Avoid accessing arrays out of bounds
Polyspace Bug Finder

R2023b

CERT C: Rule FIO37-CChecks for use of indeterminate string (rule fully covered)

Related Vulnerabilities

Search for vulnerabilities resulting from the violation of this rule on the CERT website.

Related Guidelines

Key here (explains table format and definitions)

Taxonomy

Taxonomy item

Relationship

CERT C Secure Coding StandardFIO14-C. Understand the difference between text mode and binary mode with file streamsPrior to 2018-01-12: CERT: Unspecified Relationship
CERT C Secure Coding StandardFIO20-C. Avoid unintentional truncation when using fgets() or fgetws()Prior to 2018-01-12: CERT: Unspecified Relationship
CWE 2.11CWE-241, Improper Handling of Unexpected Data Type2017-07-05: CERT: Rule subset of CWE

CERT-CWE Mapping Notes

Key here for mapping notes

CWE-241 and FIO37-C

CWE-241 = Union( FIO37-C, list) where list =

  • Improper handling of unexpected data type that does not come from the fgets() function.

Bibliography

[ISO/IEC 9899:2011]

Subclause 7.21.7.2, "The fgets Function"
Subclause 7.29.3.2, "The fgetws Function"

[Lai 2006]
[Seacord 2013]Chapter 2, "Strings"



9 Comments

  1. On POSIX systems it is also easy to input a null byte (and some other "binary" codes) from the keyboard, usually as ctrl-SPACE or ctrl-@.
    In fact I used this trick once to unlock a password-protected screen saver.

  2. While this specific NCCE/CCE pair is certainly checkable by ROSE, I feel that the general case is not...I suspect there are just too many ways in which one can try to remove the imaginary last newline char in a string.

    1. added how to catch the NCCE/CCE pair.

      1. I was surprised at the mention of gets() in this new text. My immediate reaction was "surely ROSE would flag all uses of gets() as unsafe". Then I realised there doesn't seem to be a rule anywhere about never using gets(). At least, not one I could find. If that's true, it seems like a glaring omission.

        1. This rule was meant to be covered under STR35-C. Do not copy data from an unbounded source to a fixed-length array.

          This was an attempt to document the general principle and not create a rule that only applied to one function. The gets() function is shown as the NCE.

          1. Thanks for the pointer. I was expecting to find it under FIO, but I should have thought to look in STR as well. (I also tried a search for "gets" but that was no use as the wiki, no doubt trying to be helpful but not succeeding in this case, returned a large number of hits for the singular "get" as well.)

        2. Oops, right, never use gets(). I took it out of the ROSE paragraph.

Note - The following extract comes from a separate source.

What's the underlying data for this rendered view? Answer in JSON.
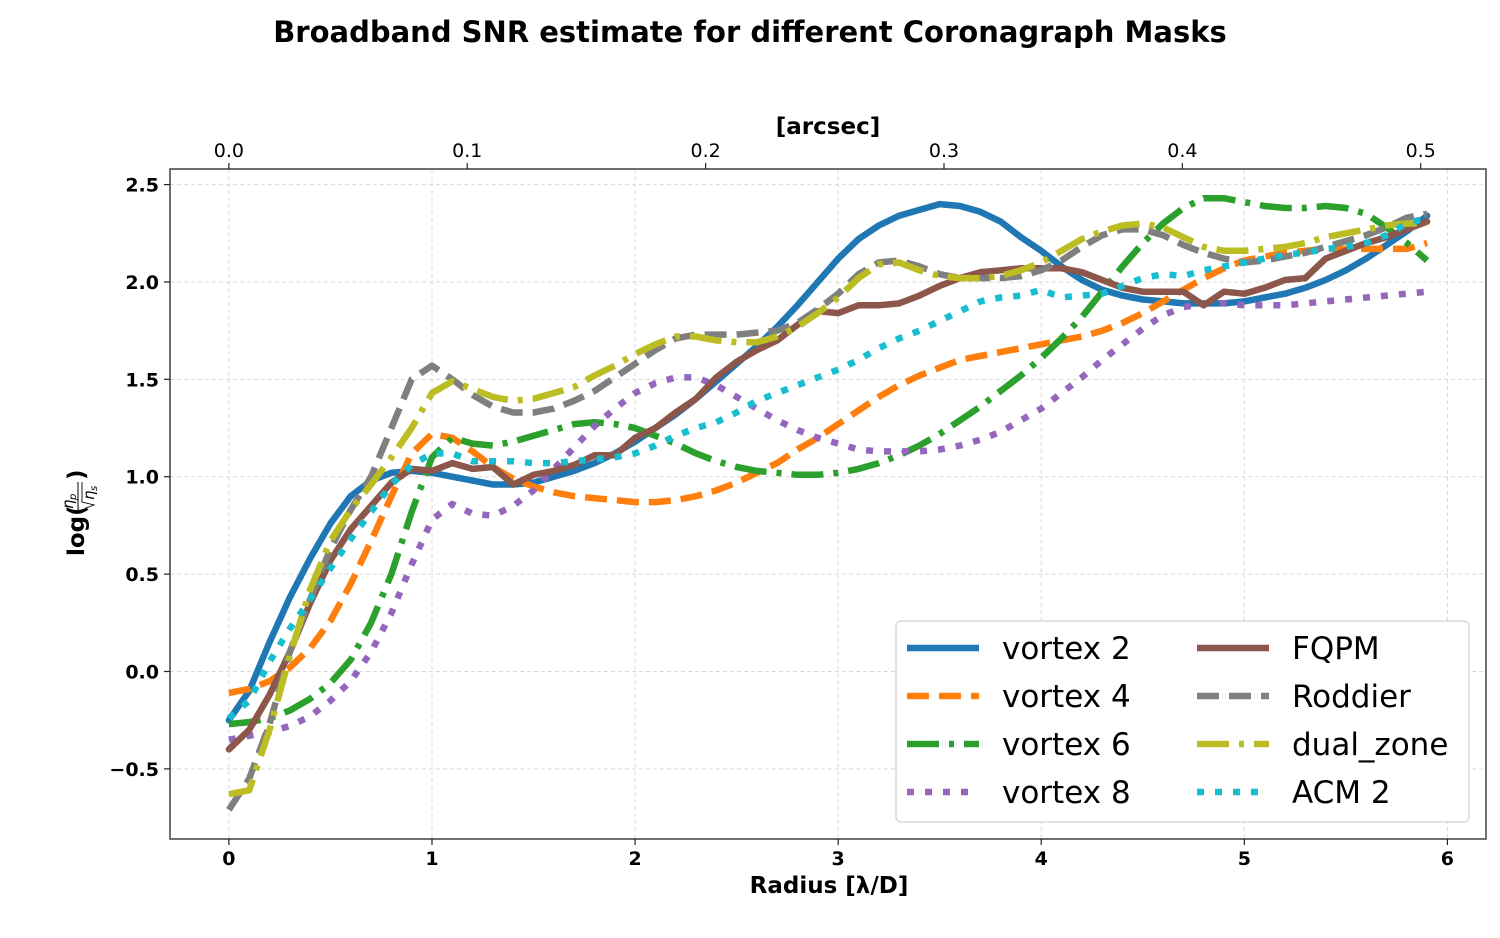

  3. This is a good rule, but I feel that the title could use some strenghtening. The main vul is that fgets() can read X bytes, producing a Y-character string where X>Y (Y may even be 0). The GNU C programming tutorial actually deprecates fgets() in favor of getline() because of this issue.

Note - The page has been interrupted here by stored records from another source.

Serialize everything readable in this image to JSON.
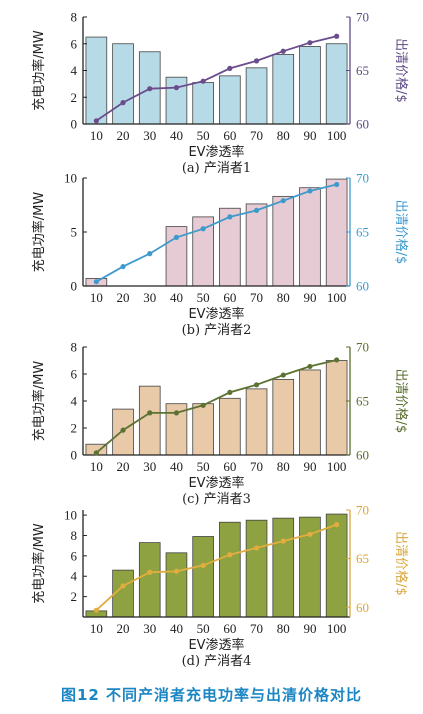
{
  "figure_caption": "图12 不同产消者充电功率与出清价格对比",
  "chart_data": [
    {
      "type": "bar",
      "caption": "(a) 产消者1",
      "xlabel": "EV渗透率",
      "ylabel": "充电功率/MW",
      "y2label": "出清价格/$",
      "categories": [
        "10",
        "20",
        "30",
        "40",
        "50",
        "60",
        "70",
        "80",
        "90",
        "100"
      ],
      "ylim": [
        0,
        8
      ],
      "yticks": [
        0,
        2,
        4,
        6,
        8
      ],
      "y2lim": [
        60,
        70
      ],
      "y2ticks": [
        60,
        65,
        70
      ],
      "series": [
        {
          "type": "bar",
          "values": [
            6.5,
            6.0,
            5.4,
            3.5,
            3.1,
            3.6,
            4.2,
            5.2,
            5.8,
            6.0
          ]
        },
        {
          "type": "line",
          "axis": "right",
          "values": [
            60.3,
            62.0,
            63.3,
            63.4,
            64.0,
            65.2,
            65.9,
            66.8,
            67.6,
            68.2
          ]
        }
      ],
      "colors": {
        "bar_fill": "#b7dbe6",
        "bar_stroke": "#444444",
        "line": "#6b4c8c",
        "right_axis": "#5e4b86"
      }
    },
    {
      "type": "bar",
      "caption": "(b) 产消者2",
      "xlabel": "EV渗透率",
      "ylabel": "充电功率/MW",
      "y2label": "出清价格/$",
      "categories": [
        "10",
        "20",
        "30",
        "40",
        "50",
        "60",
        "70",
        "80",
        "90",
        "100"
      ],
      "ylim": [
        0,
        10
      ],
      "yticks": [
        0,
        5,
        10
      ],
      "y2lim": [
        60,
        70
      ],
      "y2ticks": [
        60,
        65,
        70
      ],
      "series": [
        {
          "type": "bar",
          "values": [
            0.7,
            0,
            0,
            5.5,
            6.4,
            7.2,
            7.6,
            8.3,
            9.1,
            9.9
          ]
        },
        {
          "type": "line",
          "axis": "right",
          "values": [
            60.4,
            61.8,
            63.0,
            64.5,
            65.3,
            66.4,
            67.0,
            67.9,
            68.8,
            69.4
          ]
        }
      ],
      "colors": {
        "bar_fill": "#e6cbd5",
        "bar_stroke": "#444444",
        "line": "#3f9acb",
        "right_axis": "#3b9bd0"
      }
    },
    {
      "type": "bar",
      "caption": "(c) 产消者3",
      "xlabel": "EV渗透率",
      "ylabel": "充电功率/MW",
      "y2label": "出清价格/$",
      "categories": [
        "10",
        "20",
        "30",
        "40",
        "50",
        "60",
        "70",
        "80",
        "90",
        "100"
      ],
      "ylim": [
        0,
        8
      ],
      "yticks": [
        0,
        2,
        4,
        6,
        8
      ],
      "y2lim": [
        60,
        70
      ],
      "y2ticks": [
        60,
        65,
        70
      ],
      "series": [
        {
          "type": "bar",
          "values": [
            0.8,
            3.4,
            5.1,
            3.8,
            3.8,
            4.2,
            4.9,
            5.6,
            6.3,
            7.0
          ]
        },
        {
          "type": "line",
          "axis": "right",
          "values": [
            60.2,
            62.3,
            63.9,
            63.9,
            64.6,
            65.8,
            66.5,
            67.4,
            68.2,
            68.8
          ]
        }
      ],
      "colors": {
        "bar_fill": "#e8c9a8",
        "bar_stroke": "#444444",
        "line": "#5c7232",
        "right_axis": "#5a6e2e"
      }
    },
    {
      "type": "bar",
      "caption": "(d) 产消者4",
      "xlabel": "EV渗透率",
      "ylabel": "充电功率/MW",
      "y2label": "出清价格/$",
      "categories": [
        "10",
        "20",
        "30",
        "40",
        "50",
        "60",
        "70",
        "80",
        "90",
        "100"
      ],
      "ylim": [
        0,
        10.5
      ],
      "yticks": [
        2,
        4,
        6,
        8,
        10
      ],
      "y2lim": [
        59,
        70
      ],
      "y2ticks": [
        60,
        65,
        70
      ],
      "series": [
        {
          "type": "bar",
          "values": [
            0.6,
            4.6,
            7.3,
            6.3,
            7.9,
            9.3,
            9.5,
            9.7,
            9.8,
            10.1
          ]
        },
        {
          "type": "line",
          "axis": "right",
          "values": [
            59.7,
            62.2,
            63.6,
            63.7,
            64.3,
            65.4,
            66.1,
            66.8,
            67.5,
            68.5
          ]
        }
      ],
      "colors": {
        "bar_fill": "#8fa241",
        "bar_stroke": "#444444",
        "line": "#e1ad3e",
        "right_axis": "#d8a73a"
      }
    }
  ]
}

    The rule could probably use more NCCEs, which would rely on the mistaken assumption that X==Y.

    1. Changed the title, and added some background on fgets(). Since C99 promises that fgets() fills the array when successful, it is easy to jump to conclusions and assume the array is a nonempty NTBS. Which the NCCE shows, but the explanation needed refinement.